Lisinopril’s Mechanism and How it Differs

Lisinopril directly inhibits angiotensin-converting enzyme (ACE). This enzyme plays a key role in the renin-angiotensin-aldosterone system (RAAS), a hormonal system regulating blood pressure and fluid balance. By blocking ACE, lisinopril prevents the conversion of angiotensin I to angiotensin II, a potent vasoconstrictor. Reduced angiotensin II leads to vasodilation, lowering blood pressure.

Reduced Vasoconstriction and Aldosterone

The decrease in angiotensin II also reduces aldosterone secretion. Aldosterone promotes sodium and water retention, contributing to increased blood volume and pressure. Lower aldosterone levels therefore contribute to lisinopril’s hypotensive effect by promoting sodium and water excretion.
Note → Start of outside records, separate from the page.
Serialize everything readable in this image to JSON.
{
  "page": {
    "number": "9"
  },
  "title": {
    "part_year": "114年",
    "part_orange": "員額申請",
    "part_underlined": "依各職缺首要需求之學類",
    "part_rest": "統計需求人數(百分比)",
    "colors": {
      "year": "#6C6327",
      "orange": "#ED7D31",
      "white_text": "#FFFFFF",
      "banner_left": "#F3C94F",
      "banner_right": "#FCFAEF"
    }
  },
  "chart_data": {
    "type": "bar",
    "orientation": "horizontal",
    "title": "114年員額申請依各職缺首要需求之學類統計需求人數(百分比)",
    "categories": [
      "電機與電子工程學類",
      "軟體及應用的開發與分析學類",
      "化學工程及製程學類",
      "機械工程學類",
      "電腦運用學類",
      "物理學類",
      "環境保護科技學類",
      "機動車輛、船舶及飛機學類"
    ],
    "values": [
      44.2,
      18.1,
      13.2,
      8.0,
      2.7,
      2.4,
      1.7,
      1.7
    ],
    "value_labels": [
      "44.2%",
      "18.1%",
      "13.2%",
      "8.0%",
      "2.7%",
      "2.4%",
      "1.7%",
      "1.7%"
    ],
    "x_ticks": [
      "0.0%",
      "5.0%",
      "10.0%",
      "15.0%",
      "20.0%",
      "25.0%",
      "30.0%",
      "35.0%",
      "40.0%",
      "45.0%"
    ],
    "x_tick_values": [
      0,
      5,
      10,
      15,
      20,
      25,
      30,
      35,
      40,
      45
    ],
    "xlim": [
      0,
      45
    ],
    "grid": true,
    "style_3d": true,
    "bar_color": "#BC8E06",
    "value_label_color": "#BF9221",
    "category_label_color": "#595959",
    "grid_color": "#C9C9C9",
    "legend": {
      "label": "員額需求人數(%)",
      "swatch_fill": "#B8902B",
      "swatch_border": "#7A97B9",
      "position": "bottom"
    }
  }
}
Key Differences from Benazepril

Both lisinopril and benazepril are ACE inhibitors, but subtle differences exist. Lisinopril offers a longer half-life, meaning fewer daily doses might suffice. Additionally, individual patient responses vary; some individuals may experience better blood pressure control with one drug over the other.

Individualized Approach

Remember: dosage and choice between lisinopril and benazepril depend entirely on individual patient factors and require a physician’s assessment. Always consult your doctor before adjusting medication or choosing between these drugs.